Хайдеггер начинал как студент теологии (позже он стал членом НСДАП) и вдумчиво читал сочинения Блаженного Августина, выражавшего подобные мысли. Невозможно измерить длительность ноты или слога в начале звучания; необходимо дождаться, когда звук утихнет, чтобы определить, долгий он или короткий. Настоящее мгновение поддается исчислению только в ретроспективе, превратившись в мгновение прошедшее. Хайдеггер обобщает аналогию: существование кого-либо не может получить адекватную оценку до тех пор, пока не закончится. Ответить на вопрос, насколько рационально используется время, возможно только при условии признания его конечности, причем не имеет значения, идет ли речь о следующем часе или обо всем сроке земного существования. Время в экзистенциальном понимании приобретает ценность только по его истечении, когда настоящее определяется через прошедшее. «Будущее – наиболее значимый феномен времени», – пишет Хайдеггер.
Проблема заключается в том, что в пределах Хайдеггера невозможно найти достойное решение экзистенциального вопроса; к тому времени, как вы будете готовы дать ответ, вас уже не будет. Августин предполагал, что время не что иное, как «растяжение» сознания – напряжение ума между памятью и ожиданиями в настоящий момент. Хайдеггер полагает, что давление времени еще сильнее: мы постоянно тянемся к будущему изо всех сил, стараясь дать оценку нашей жизни в настоящем как будто с позиции ретроспективы. Бытие – Dasein – всегда «мчится навстречу прошлому», и это грандиозное действо дает определение времени. Для возбуждения тревоги достаточно просто прочесть несколько отрывков из Хайдеггера: «Dasein, воплощенное в крайнем выражении бытия, не существует во времени, но составляет сущность времени. […] Балансируя по всей протяженности прошлого, к которому я стремлюсь, я обретаю время».

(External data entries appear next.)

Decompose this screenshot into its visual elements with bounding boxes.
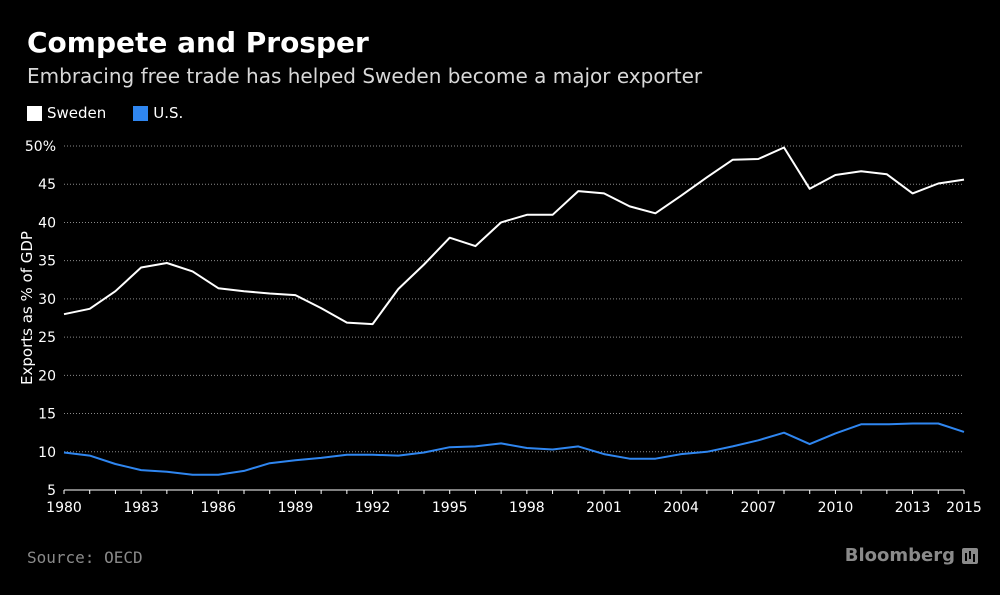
x-tick-label: 2007 (740, 500, 776, 516)
x-tick-label: 2001 (586, 500, 622, 516)
x-tick-label: 2010 (818, 500, 854, 516)
y-tick-label: 40 (38, 215, 56, 231)
x-tick-label: 1995 (432, 500, 468, 516)
y-axis-label: Exports as % of GDP (18, 231, 36, 385)
y-tick-label: 10 (38, 445, 56, 461)
x-tick-label: 1998 (509, 500, 545, 516)
chart-subtitle: Embracing free trade has helped Sweden b… (27, 64, 703, 88)
brand-name: Bloomberg (844, 545, 955, 566)
x-tick-label: 1983 (123, 500, 159, 516)
x-tick-label: 1989 (278, 500, 314, 516)
x-tick-label: 1992 (355, 500, 391, 516)
legend-swatch-us (133, 105, 149, 121)
x-tick-label: 1986 (200, 500, 236, 516)
x-tick-label: 1980 (46, 500, 82, 516)
x-tick-label: 2004 (663, 500, 699, 516)
y-tick-label: 5 (47, 483, 56, 499)
legend-label-sweden: Sweden (47, 104, 107, 122)
x-tick-label: 2015 (946, 500, 982, 516)
chart-title: Compete and Prosper (27, 26, 369, 59)
y-tick-label: 15 (38, 407, 56, 423)
legend-item-us: U.S. (133, 104, 183, 122)
x-tick-label: 2013 (895, 500, 931, 516)
y-tick-label: 50% (25, 139, 56, 155)
y-tick-label: 20 (38, 368, 56, 384)
legend-item-sweden: Sweden (27, 104, 106, 122)
series-line-us (63, 422, 965, 476)
y-tick-label: 30 (38, 292, 56, 308)
chart-legend: Sweden U.S. (27, 104, 210, 122)
y-tick-label: 45 (38, 177, 56, 193)
legend-label-us: U.S. (153, 104, 184, 122)
source-note: Source: OECD (27, 548, 143, 567)
y-tick-label: 25 (38, 330, 56, 346)
bloomberg-chart-icon (962, 547, 978, 564)
legend-swatch-sweden (27, 105, 42, 121)
brand-logo: Bloomberg (845, 545, 978, 566)
y-tick-label: 35 (38, 254, 56, 270)
series-line-sweden (63, 146, 965, 326)
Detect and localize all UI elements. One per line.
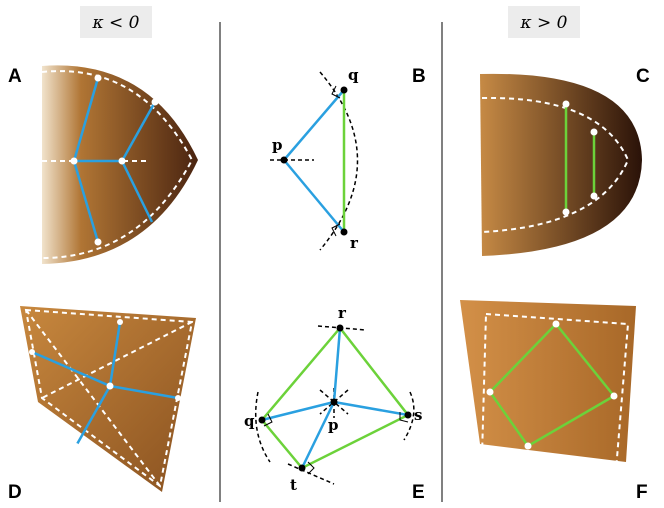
panel-f [460,300,636,470]
point-label: r [350,234,359,252]
figure: κ < 0 κ > 0 A C D F [0,0,664,508]
point-label: t [290,476,297,494]
panel-d [20,306,196,492]
panel-label: C [636,66,650,87]
diagram-b [270,72,358,250]
point-label: s [414,406,422,424]
diagram-e [256,325,414,485]
panel-a [42,65,198,264]
header-right: κ > 0 [519,13,567,33]
point-label: q [348,66,359,84]
panel-label: F [636,482,648,503]
point-label: p [328,416,339,434]
panel-label: B [412,66,426,87]
panel-label: E [412,482,425,503]
point-label: p [272,136,283,154]
header-left: κ < 0 [91,13,139,33]
panel-label: D [8,482,22,503]
panel-label: A [8,66,22,87]
panel-c [480,74,642,256]
point-label: r [338,304,347,322]
point-label: q [244,412,255,430]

У меня не было столько времени. Когда поезд прибыл на Центральный вокзал, я быстро пересек станцию, под сводом нарисованных звезд, мимо справочного бюро со сферическими часами, затем спустился в метро и направился в библиотеку вместе со своими записями, которые сделал второпях для моего будущего «я» и которые надеялся расшифровать позже. Когда Джошуа и Лео исполнилось четыре года, пришла пора тяжелых вопросов. Что значит «умереть»? А ты умрешь? А когда ты умрешь? А я тоже умру? Люди сделаны из мяса? Разлагается ли тело человека? Когда я умру, кто будет задувать свечи на именинном пироге, и кто съест мою порцию пирога?

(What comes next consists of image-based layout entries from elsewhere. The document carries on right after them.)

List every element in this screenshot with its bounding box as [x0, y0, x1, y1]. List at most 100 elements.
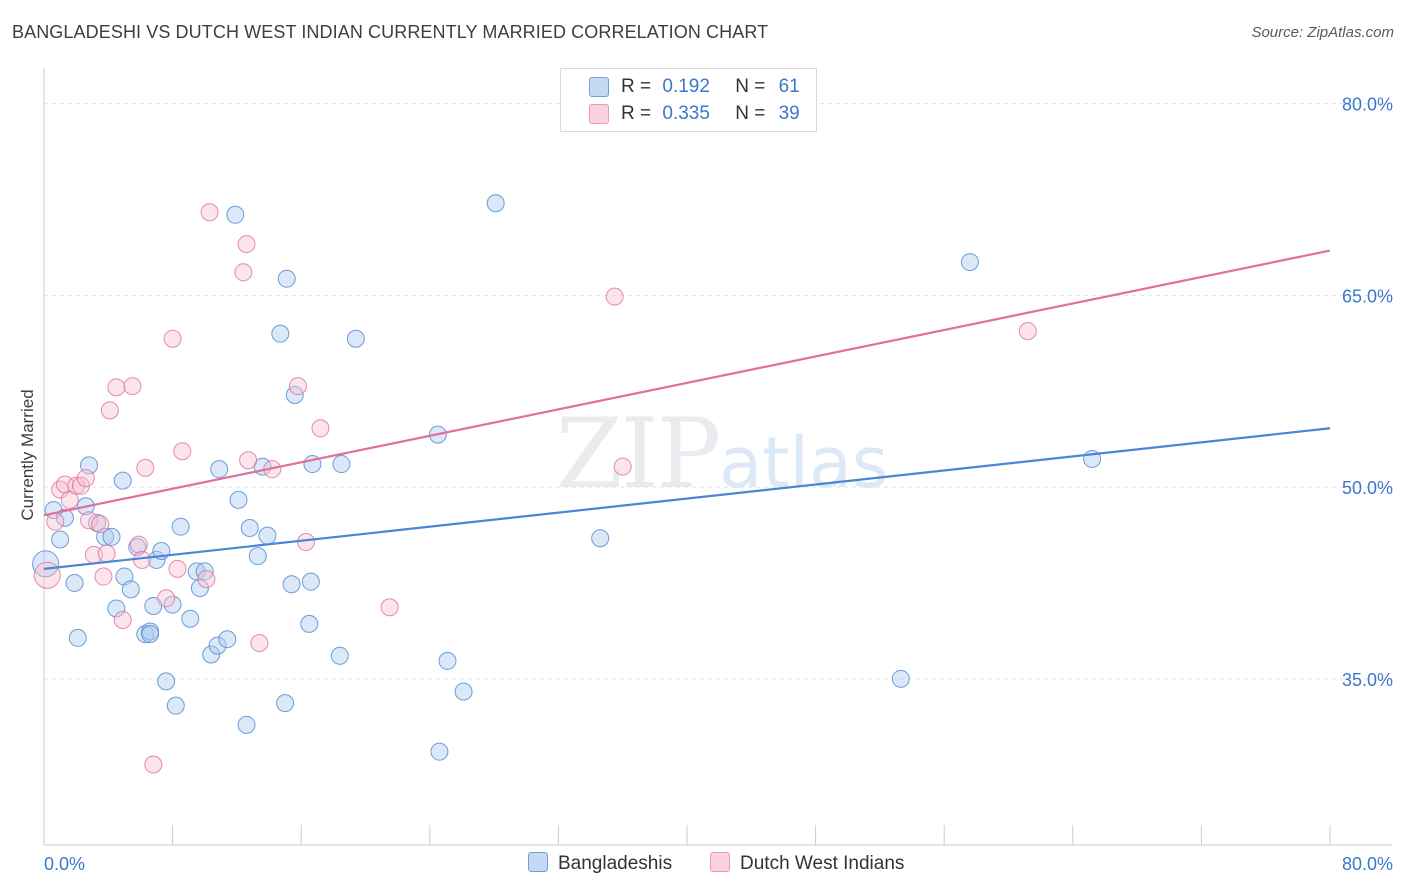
dutch-west-indians-point	[80, 511, 99, 530]
bangladeshis-point	[226, 205, 245, 224]
x-tick-label-max: 80.0%	[1342, 854, 1393, 874]
bangladeshis-point	[276, 694, 295, 713]
bangladeshis-trend-line	[43, 427, 1331, 570]
stats-legend: R = 0.192 N = 61 R = 0.335 N = 39	[560, 68, 817, 132]
n-label: N =	[735, 76, 766, 97]
dutch-west-indians-trend-line	[43, 249, 1331, 517]
bangladeshis-point	[55, 508, 74, 527]
bangladeshis-point	[171, 517, 190, 536]
dutch-west-indians-point	[136, 458, 155, 477]
bangladeshis-point	[960, 253, 979, 272]
chart-title: BANGLADESHI VS DUTCH WEST INDIAN CURRENT…	[12, 22, 769, 42]
dutch-west-indians-point	[46, 512, 65, 531]
dutch-west-indians-point	[173, 442, 192, 461]
bangladeshis-point	[208, 636, 227, 655]
dutch-west-indians-point	[97, 544, 116, 563]
dutch-west-indians-point	[113, 611, 132, 630]
tick-labels: 35.0% 50.0% 65.0% 80.0% 0.0% 80.0%	[44, 95, 1393, 874]
watermark: ZIPatlas	[556, 398, 888, 510]
bangladeshis-point	[438, 651, 457, 670]
bangladeshis-point	[237, 715, 256, 734]
dutch-west-indians-point	[91, 515, 110, 534]
bangladeshis-point	[51, 530, 70, 549]
bangladeshis-point	[282, 575, 301, 594]
dutch-west-indians-point	[1018, 322, 1037, 341]
bangladeshis-point	[591, 529, 610, 548]
dutch-west-indians-point	[94, 567, 113, 586]
bangladeshis-point	[271, 324, 290, 343]
r-label: R =	[621, 103, 652, 124]
bangladeshis-point	[240, 518, 259, 537]
legend-row-bangladeshis-text: R = 0.192 N = 61	[621, 76, 800, 98]
bangladeshis-point	[330, 646, 349, 665]
legend-row-dutch-west-indians-text: R = 0.335 N = 39	[621, 103, 800, 125]
dutch-west-indians-point	[234, 263, 253, 282]
y-tick-label: 80.0%	[1342, 95, 1393, 115]
dutch-west-indians-point	[613, 457, 632, 476]
dutch-west-indians-point	[311, 419, 330, 438]
bangladeshis-point	[190, 579, 209, 598]
y-tick-label: 65.0%	[1342, 286, 1393, 306]
bottom-legend-dutch-west-indians: Dutch West Indians	[710, 852, 904, 875]
bangladeshis-point	[346, 329, 365, 348]
r-label: R =	[621, 76, 652, 97]
bangladeshis-point	[121, 580, 140, 599]
bangladeshis-point	[113, 471, 132, 490]
y-tick-label: 50.0%	[1342, 478, 1393, 498]
dutch-west-indians-point	[144, 755, 163, 774]
dutch-west-indians-point	[33, 561, 61, 589]
bangladeshis-point	[248, 547, 267, 566]
bangladeshis-point	[258, 526, 277, 545]
bangladeshis-point	[210, 460, 229, 479]
bangladeshis-point	[68, 628, 87, 647]
watermark-atlas: atlas	[719, 422, 889, 504]
bangladeshis-point	[891, 669, 910, 688]
dutch-west-indians-point	[100, 401, 119, 420]
dutch-west-indians-point	[297, 533, 316, 552]
bangladeshis-point	[166, 696, 185, 715]
dutch-west-indians-point	[107, 378, 126, 397]
bangladeshis-point	[163, 595, 182, 614]
trend-lines	[43, 249, 1331, 570]
bangladeshis-point	[454, 682, 473, 701]
bangladeshis-swatch	[589, 77, 609, 97]
dutch-west-indians-point	[237, 235, 256, 254]
axes	[43, 68, 1392, 846]
bottom-bangladeshis-swatch	[528, 852, 548, 872]
bangladeshis-point	[202, 645, 221, 664]
bangladeshis-point	[195, 562, 214, 581]
dutch-west-indians-point	[239, 451, 258, 470]
bottom-legend-bangladeshis: Bangladeshis	[528, 852, 672, 875]
dutch-west-indians-point	[76, 469, 95, 488]
grid-lines	[44, 103, 1392, 680]
n-value-dutch-west-indians: 39	[778, 103, 800, 124]
bangladeshis-point	[430, 742, 449, 761]
bangladeshis-point	[136, 625, 155, 644]
bangladeshis-point	[486, 194, 505, 213]
bottom-dutch-west-indians-swatch	[710, 852, 730, 872]
dutch-west-indians-point	[168, 559, 187, 578]
dutch-west-indians-point	[123, 377, 142, 396]
dutch-west-indians-swatch	[589, 104, 609, 124]
bangladeshis-point	[65, 573, 84, 592]
bangladeshis-point	[301, 572, 320, 591]
r-value-bangladeshis: 0.192	[662, 76, 710, 97]
y-tick-label: 35.0%	[1342, 670, 1393, 690]
dutch-west-indians-point	[250, 634, 269, 653]
bangladeshis-point	[141, 625, 160, 644]
bangladeshis-point	[277, 269, 296, 288]
n-value-bangladeshis: 61	[778, 76, 800, 97]
dutch-west-indians-point	[163, 329, 182, 348]
dutch-west-indians-point	[605, 287, 624, 306]
dutch-west-indians-point	[129, 535, 148, 554]
bangladeshis-points	[32, 194, 1102, 761]
bangladeshis-point	[300, 614, 319, 633]
dutch-west-indians-point	[200, 203, 219, 222]
bangladeshis-point	[229, 490, 248, 509]
n-label: N =	[735, 103, 766, 124]
bottom-dutch-west-indians-label: Dutch West Indians	[740, 853, 905, 874]
watermark-zip: ZIP	[556, 398, 721, 510]
bottom-bangladeshis-label: Bangladeshis	[558, 853, 673, 874]
bangladeshis-point	[218, 630, 237, 649]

Нельзя сказать, что я был застигнут врасплох. По наблюдениям специалиста по психологии развития Кэтрин Нельсон, личность начинает кристаллизироваться примерно в этом возрасте. Первые два года жизни ребенок не отличает собственные воспоминания от рассказов других; если вы расскажете ребенку о посещении супермаркета, то он, скорей всего, запомнит все так, как будто он и сам был там. Переживание воспоминаний для малыша само по себе настолько ново, что все они воспринимаются как свои собственные. Постепенно ребенок начинает распознавать свои личные воспоминания как принадлежащие исключительно ему – и таким образом осознает свою непрерывность в процессе прохождения по времени: я становлюсь собой, мое самосознание заключено в мембране, сотканной из воспоминаний (я был собой вчера) и ожиданий (я буду собой завтра); я всегда был собой и всегда останусь собой.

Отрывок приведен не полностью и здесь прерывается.